As some of you may have noticed, I don’t use this blog to write about my papers in the “traditional way” math bloggers summarize and explain their recent work. I think my papers are prosaic enough to do that on their own. I do use this blog as an outlet when I have to complain about the arduous toil of being a mathematician (which has an immensely bright light side, of course, so in the big picture I’m quite happy with it).
This morning I woke up to see that my paper about the Bristol model was announced on arXiv. But unbeknownst to the common arXiv follower, this also marks the end of my thesis. The Hebrew University is kind enough to allow you to just stitch a bunch of your papers (along with an added introduction) and call it a thesis. And by “stitch” I mean literally. If they were published, you’re even allowed to use the published .pdf (on the condition that no copyright infringement occurs).

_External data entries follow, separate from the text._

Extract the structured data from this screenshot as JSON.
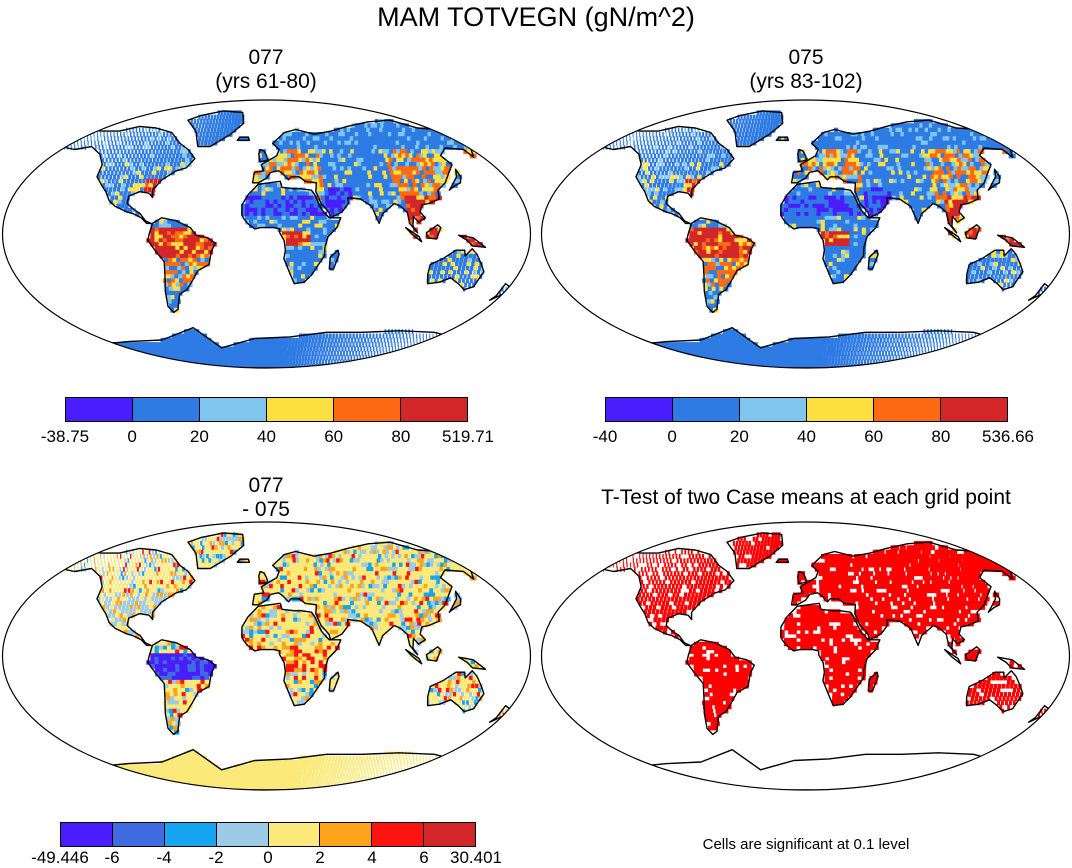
{
  "figure": {
    "title": "MAM TOTVEGN (gN/m^2)"
  },
  "panels": [
    {
      "id": "p1",
      "title_line1": "077",
      "title_line2": "(yrs 61-80)",
      "colorbar": {
        "colors": [
          "#4a1efc",
          "#2f7be4",
          "#7ec6ee",
          "#fde03f",
          "#fc6a14",
          "#d22628"
        ],
        "ticks": [
          "-38.75",
          "0",
          "20",
          "40",
          "60",
          "80",
          "519.71"
        ]
      }
    },
    {
      "id": "p2",
      "title_line1": "075",
      "title_line2": "(yrs 83-102)",
      "colorbar": {
        "colors": [
          "#4a1efc",
          "#2f7be4",
          "#7ec6ee",
          "#fde03f",
          "#fc6a14",
          "#d22628"
        ],
        "ticks": [
          "-40",
          "0",
          "20",
          "40",
          "60",
          "80",
          "536.66"
        ]
      }
    },
    {
      "id": "p3",
      "title_line1": "077",
      "title_line2": "- 075",
      "colorbar": {
        "colors": [
          "#4a1efc",
          "#3e6be0",
          "#14a4f0",
          "#9ccbe8",
          "#fbe97a",
          "#ffa31a",
          "#fc1410",
          "#d22628"
        ],
        "ticks": [
          "-49.446",
          "-6",
          "-4",
          "-2",
          "0",
          "2",
          "4",
          "6",
          "30.401"
        ]
      }
    },
    {
      "id": "p4",
      "title_line1": "T-Test of two Case means at each grid point",
      "note": "Cells are significant at 0.1 level",
      "fill_color": "#ff0000"
    }
  ]
}
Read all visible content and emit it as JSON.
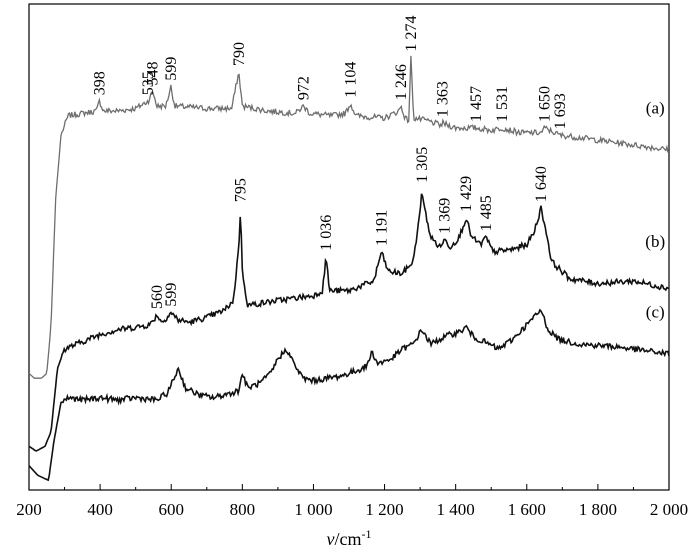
{
  "chart_data": {
    "type": "line",
    "xlabel_var": "v",
    "xlabel_unit": "/cm",
    "xlabel_sup": "-1",
    "xlim": [
      200,
      2000
    ],
    "x_ticks": [
      200,
      400,
      600,
      800,
      1000,
      1200,
      1400,
      1600,
      1800,
      2000
    ],
    "x_tick_labels": [
      "200",
      "400",
      "600",
      "800",
      "1 000",
      "1 200",
      "1 400",
      "1 600",
      "1 800",
      "2 000"
    ],
    "ylim": [
      0,
      1
    ],
    "grid": false,
    "series": [
      {
        "name": "(a)",
        "color": "#6e6e6e",
        "x": [
          200,
          215,
          235,
          250,
          262,
          275,
          290,
          310,
          350,
          390,
          398,
          410,
          450,
          500,
          535,
          548,
          560,
          585,
          599,
          610,
          700,
          770,
          790,
          800,
          870,
          950,
          972,
          990,
          1050,
          1090,
          1104,
          1120,
          1200,
          1240,
          1246,
          1258,
          1268,
          1274,
          1282,
          1320,
          1360,
          1363,
          1400,
          1457,
          1500,
          1531,
          1580,
          1640,
          1650,
          1693,
          1750,
          1850,
          1950,
          2000
        ],
        "y": [
          0.24,
          0.23,
          0.23,
          0.24,
          0.34,
          0.6,
          0.73,
          0.77,
          0.775,
          0.78,
          0.8,
          0.78,
          0.78,
          0.785,
          0.8,
          0.82,
          0.79,
          0.79,
          0.83,
          0.79,
          0.785,
          0.785,
          0.86,
          0.79,
          0.78,
          0.775,
          0.79,
          0.775,
          0.77,
          0.775,
          0.795,
          0.77,
          0.765,
          0.78,
          0.79,
          0.765,
          0.76,
          0.89,
          0.765,
          0.76,
          0.75,
          0.755,
          0.745,
          0.745,
          0.74,
          0.745,
          0.735,
          0.735,
          0.745,
          0.73,
          0.725,
          0.715,
          0.705,
          0.7
        ]
      },
      {
        "name": "(b)",
        "color": "#111111",
        "x": [
          200,
          220,
          245,
          262,
          280,
          300,
          350,
          400,
          450,
          500,
          540,
          560,
          575,
          599,
          620,
          650,
          700,
          750,
          775,
          790,
          795,
          800,
          815,
          900,
          1000,
          1025,
          1036,
          1045,
          1100,
          1170,
          1191,
          1210,
          1250,
          1280,
          1300,
          1305,
          1312,
          1330,
          1355,
          1369,
          1385,
          1410,
          1429,
          1445,
          1470,
          1485,
          1505,
          1560,
          1600,
          1620,
          1640,
          1655,
          1670,
          1720,
          1800,
          1900,
          2000
        ],
        "y": [
          0.09,
          0.08,
          0.09,
          0.12,
          0.25,
          0.29,
          0.305,
          0.32,
          0.33,
          0.335,
          0.34,
          0.36,
          0.345,
          0.365,
          0.35,
          0.345,
          0.355,
          0.37,
          0.39,
          0.5,
          0.58,
          0.45,
          0.38,
          0.39,
          0.4,
          0.41,
          0.48,
          0.41,
          0.41,
          0.43,
          0.49,
          0.45,
          0.445,
          0.47,
          0.57,
          0.62,
          0.58,
          0.52,
          0.5,
          0.515,
          0.5,
          0.52,
          0.56,
          0.52,
          0.505,
          0.52,
          0.49,
          0.495,
          0.505,
          0.53,
          0.58,
          0.53,
          0.47,
          0.435,
          0.425,
          0.43,
          0.415
        ]
      },
      {
        "name": "(c)",
        "color": "#111111",
        "x": [
          200,
          225,
          255,
          270,
          290,
          310,
          350,
          400,
          450,
          500,
          560,
          590,
          620,
          640,
          680,
          720,
          770,
          790,
          800,
          815,
          850,
          880,
          900,
          925,
          945,
          970,
          1000,
          1040,
          1080,
          1120,
          1150,
          1165,
          1180,
          1220,
          1250,
          1280,
          1305,
          1330,
          1355,
          1385,
          1410,
          1430,
          1450,
          1480,
          1520,
          1560,
          1600,
          1620,
          1640,
          1660,
          1690,
          1750,
          1850,
          1950,
          2000
        ],
        "y": [
          0.05,
          0.03,
          0.02,
          0.1,
          0.18,
          0.19,
          0.185,
          0.19,
          0.185,
          0.19,
          0.185,
          0.2,
          0.25,
          0.21,
          0.195,
          0.19,
          0.2,
          0.205,
          0.24,
          0.21,
          0.22,
          0.24,
          0.27,
          0.29,
          0.26,
          0.23,
          0.225,
          0.23,
          0.235,
          0.245,
          0.255,
          0.285,
          0.26,
          0.27,
          0.29,
          0.3,
          0.33,
          0.3,
          0.31,
          0.32,
          0.325,
          0.335,
          0.315,
          0.305,
          0.29,
          0.31,
          0.34,
          0.355,
          0.37,
          0.33,
          0.31,
          0.3,
          0.295,
          0.285,
          0.28
        ]
      }
    ],
    "peak_labels": [
      {
        "series": 0,
        "x": 398,
        "text": "398"
      },
      {
        "series": 0,
        "x": 535,
        "text": "535"
      },
      {
        "series": 0,
        "x": 548,
        "text": "548"
      },
      {
        "series": 0,
        "x": 599,
        "text": "599"
      },
      {
        "series": 0,
        "x": 790,
        "text": "790"
      },
      {
        "series": 0,
        "x": 972,
        "text": "972"
      },
      {
        "series": 0,
        "x": 1104,
        "text": "1 104"
      },
      {
        "series": 0,
        "x": 1246,
        "text": "1 246"
      },
      {
        "series": 0,
        "x": 1274,
        "text": "1 274"
      },
      {
        "series": 0,
        "x": 1363,
        "text": "1 363"
      },
      {
        "series": 0,
        "x": 1457,
        "text": "1 457"
      },
      {
        "series": 0,
        "x": 1531,
        "text": "1 531"
      },
      {
        "series": 0,
        "x": 1650,
        "text": "1 650"
      },
      {
        "series": 0,
        "x": 1693,
        "text": "1 693"
      },
      {
        "series": 1,
        "x": 560,
        "text": "560"
      },
      {
        "series": 1,
        "x": 599,
        "text": "599"
      },
      {
        "series": 1,
        "x": 795,
        "text": "795"
      },
      {
        "series": 1,
        "x": 1036,
        "text": "1 036"
      },
      {
        "series": 1,
        "x": 1191,
        "text": "1 191"
      },
      {
        "series": 1,
        "x": 1305,
        "text": "1 305"
      },
      {
        "series": 1,
        "x": 1369,
        "text": "1 369"
      },
      {
        "series": 1,
        "x": 1429,
        "text": "1 429"
      },
      {
        "series": 1,
        "x": 1485,
        "text": "1 485"
      },
      {
        "series": 1,
        "x": 1640,
        "text": "1 640"
      }
    ]
  }
}
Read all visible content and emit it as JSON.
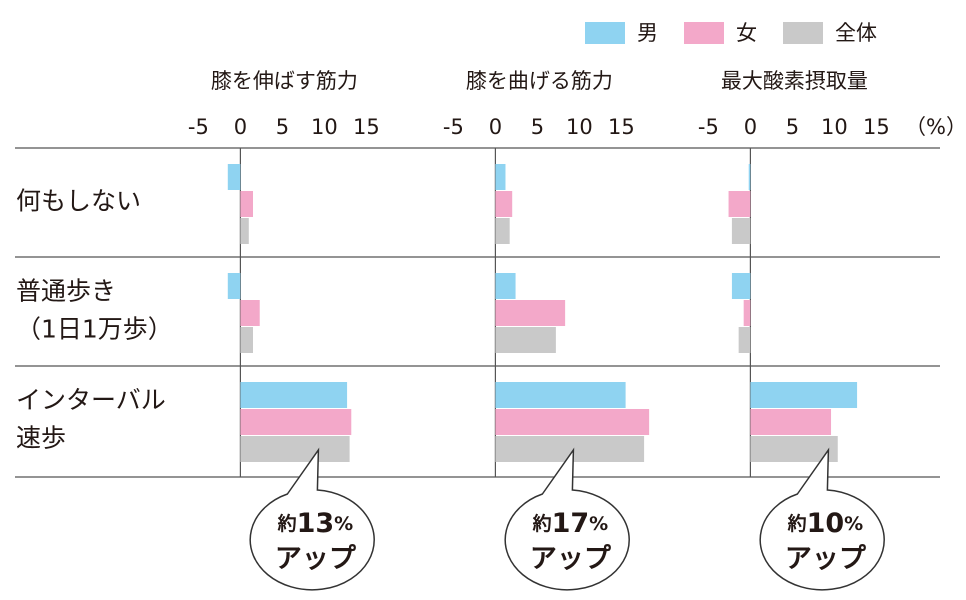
{
  "chart_data": {
    "type": "bar",
    "orientation": "horizontal",
    "categories": [
      [
        "何もしない"
      ],
      [
        "普通歩き",
        "（1日1万歩）"
      ],
      [
        "インターバル",
        "速歩"
      ]
    ],
    "series": [
      {
        "name": "男",
        "color": "#8fd3f1"
      },
      {
        "name": "女",
        "color": "#f3a8c9"
      },
      {
        "name": "全体",
        "color": "#c9c9c9"
      }
    ],
    "unit_label": "（%）",
    "panels": [
      {
        "title": "膝を伸ばす筋力",
        "xlim": [
          -6,
          24
        ],
        "xticks": [
          -5,
          0,
          5,
          10,
          15
        ],
        "series_values": [
          [
            -1.5,
            -1.5,
            12.7
          ],
          [
            1.5,
            2.3,
            13.2
          ],
          [
            1.0,
            1.5,
            13.0
          ]
        ],
        "callout": {
          "prefix": "約",
          "value": 13,
          "unit": "%",
          "suffix": "アップ"
        }
      },
      {
        "title": "膝を曲げる筋力",
        "xlim": [
          -6,
          24
        ],
        "xticks": [
          -5,
          0,
          5,
          10,
          15
        ],
        "series_values": [
          [
            1.2,
            2.4,
            15.5
          ],
          [
            2.0,
            8.3,
            18.3
          ],
          [
            1.7,
            7.2,
            17.7
          ]
        ],
        "callout": {
          "prefix": "約",
          "value": 17,
          "unit": "%",
          "suffix": "アップ"
        }
      },
      {
        "title": "最大酸素摂取量",
        "xlim": [
          -6,
          24
        ],
        "xticks": [
          -5,
          0,
          5,
          10,
          15
        ],
        "series_values": [
          [
            -0.2,
            -2.2,
            12.7
          ],
          [
            -2.6,
            -0.8,
            9.6
          ],
          [
            -2.2,
            -1.4,
            10.4
          ]
        ],
        "callout": {
          "prefix": "約",
          "value": 10,
          "unit": "%",
          "suffix": "アップ"
        }
      }
    ]
  }
}
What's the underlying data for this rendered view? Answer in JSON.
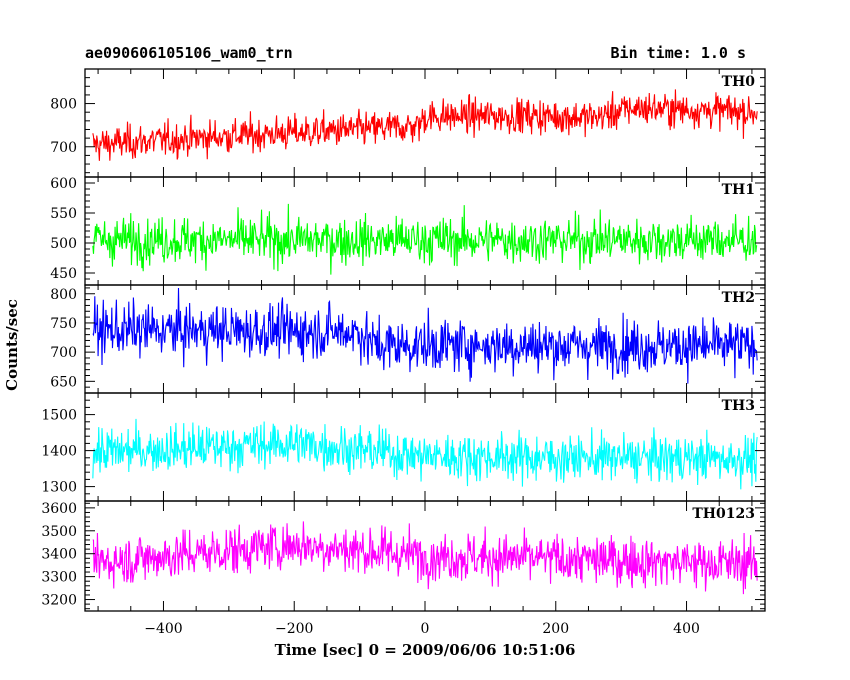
{
  "header": {
    "title": "ae090606105106_wam0_trn",
    "bin_time": "Bin time: 1.0 s"
  },
  "chart_data": {
    "type": "line",
    "xlabel": "Time [sec] 0 = 2009/06/06 10:51:06",
    "ylabel": "Counts/sec",
    "xlim": [
      -520,
      520
    ],
    "x_ticks": [
      -400,
      -200,
      0,
      200,
      400
    ],
    "x_tick_labels": [
      "−400",
      "−200",
      "0",
      "200",
      "400"
    ],
    "x_minor_step": 50,
    "series_x_range": [
      -508,
      508
    ],
    "bin_time_sec": 1.0,
    "panels": [
      {
        "name": "TH0",
        "color": "#ff0000",
        "ylim": [
          630,
          880
        ],
        "yticks": [
          700,
          800
        ],
        "y_minor_step": 20,
        "trend": [
          [
            -508,
            705
          ],
          [
            -300,
            725
          ],
          [
            -100,
            740
          ],
          [
            -10,
            748
          ],
          [
            0,
            770
          ],
          [
            150,
            772
          ],
          [
            260,
            768
          ],
          [
            320,
            790
          ],
          [
            508,
            780
          ]
        ],
        "noise": 28
      },
      {
        "name": "TH1",
        "color": "#00ff00",
        "ylim": [
          430,
          610
        ],
        "yticks": [
          450,
          500,
          550,
          600
        ],
        "y_minor_step": 10,
        "trend": [
          [
            -508,
            505
          ],
          [
            508,
            505
          ]
        ],
        "noise": 27
      },
      {
        "name": "TH2",
        "color": "#0000ff",
        "ylim": [
          630,
          815
        ],
        "yticks": [
          650,
          700,
          750,
          800
        ],
        "y_minor_step": 10,
        "trend": [
          [
            -508,
            738
          ],
          [
            -100,
            735
          ],
          [
            -80,
            712
          ],
          [
            508,
            710
          ]
        ],
        "noise": 32
      },
      {
        "name": "TH3",
        "color": "#00ffff",
        "ylim": [
          1260,
          1560
        ],
        "yticks": [
          1300,
          1400,
          1500
        ],
        "y_minor_step": 20,
        "trend": [
          [
            -508,
            1395
          ],
          [
            -200,
            1420
          ],
          [
            0,
            1385
          ],
          [
            200,
            1380
          ],
          [
            508,
            1378
          ]
        ],
        "noise": 45
      },
      {
        "name": "TH0123",
        "color": "#ff00ff",
        "ylim": [
          3150,
          3630
        ],
        "yticks": [
          3200,
          3300,
          3400,
          3500,
          3600
        ],
        "y_minor_step": 20,
        "trend": [
          [
            -508,
            3360
          ],
          [
            -200,
            3440
          ],
          [
            0,
            3390
          ],
          [
            300,
            3370
          ],
          [
            508,
            3355
          ]
        ],
        "noise": 75
      }
    ]
  }
}
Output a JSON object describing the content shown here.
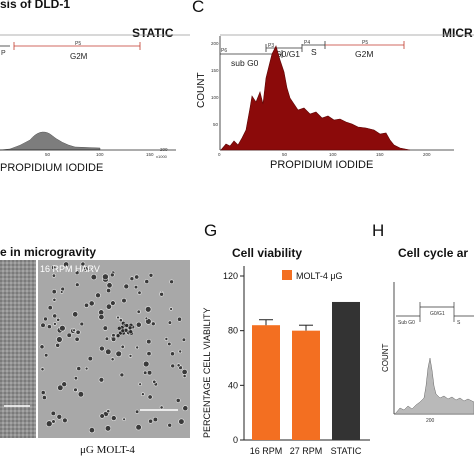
{
  "top_left": {
    "title": "sis of DLD-1",
    "condition": "STATIC",
    "gates": [
      "G2M",
      "P5"
    ],
    "gate_left_fragment": "P",
    "xlabel": "PROPIDIUM IODIDE",
    "x_ticks": [
      "50",
      "100",
      "150",
      "200"
    ],
    "x_unit": "x1000"
  },
  "panel_c": {
    "letter": "C",
    "condition": "MICR",
    "ylabel": "COUNT",
    "xlabel": "PROPIDIUM IODIDE",
    "gates": [
      "P6",
      "sub G0",
      "P3",
      "G0/G1",
      "P4",
      "S",
      "P5",
      "G2M"
    ],
    "y_ticks": [
      "200",
      "150",
      "100",
      "50"
    ],
    "x_ticks": [
      "0",
      "50",
      "100",
      "150",
      "200"
    ]
  },
  "panel_f": {
    "title": "e in microgravity",
    "image_label": "16 RPM HARV",
    "caption": "μG MOLT-4"
  },
  "panel_g": {
    "letter": "G",
    "title": "Cell viability",
    "ylabel": "PERCENTAGE CELL VIABILITY",
    "legend": "MOLT-4 μG",
    "y_ticks": [
      "0",
      "40",
      "80",
      "120"
    ]
  },
  "panel_h": {
    "letter": "H",
    "title": "Cell cycle ar",
    "ylabel": "COUNT",
    "gates": [
      "Sub G0",
      "G0/G1",
      "S"
    ],
    "x_ticks": [
      "200"
    ]
  },
  "colors": {
    "dark_red": "#8b0a0a",
    "orange": "#f36f21",
    "dark_gray": "#333333",
    "gray_fill": "#b9b9b9",
    "gate_red": "#c0392b"
  },
  "chart_data": {
    "type": "bar",
    "title": "Cell viability",
    "categories": [
      "16 RPM",
      "27 RPM",
      "STATIC"
    ],
    "values": [
      84,
      80,
      101
    ],
    "errors": [
      4,
      4,
      0
    ],
    "ylabel": "PERCENTAGE CELL VIABILITY",
    "ylim": [
      0,
      120
    ],
    "y_ticks": [
      0,
      40,
      80,
      120
    ],
    "legend": "MOLT-4 μG",
    "legend_position": "top-right",
    "bar_colors": [
      "#f36f21",
      "#f36f21",
      "#333333"
    ]
  }
}
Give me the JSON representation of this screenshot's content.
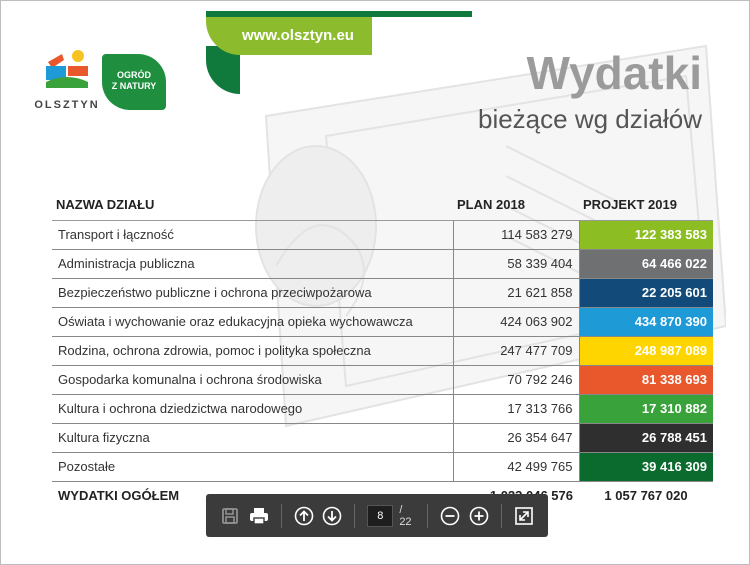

My dissertation is composed of three papers, all of which are on arXiv (links in the “Papers” page of this site):
1. Iterating symmetric extensions;
2. Fodor’s lemma can fail everywhere; and
3. The Bristol model: an abyss called a Cohen real.
Of course, the ideal situation is that all three papers have been accepted for publication, but all three of them are still under review. So it puts me at this odd situation where I will have essentially four sets of referees (one for each paper, and then two additional referees for my thesis), and so the output can end up oddly different between the resulting dissertation and the published papers. But that’s fine.
In any case. Those of you who are interested in reading my thesis can find it in those three papers. I am probably going to post the final thesis online when it will be approved, but the only thing you’re currently missing out is an introduction with some minor historical background and a summary of the three papers. So if you read all three, you don’t really need that introduction anyway.
Good. So what next? I have a few things lined up. More news will follow as reality unfolds itself like a reverse origami.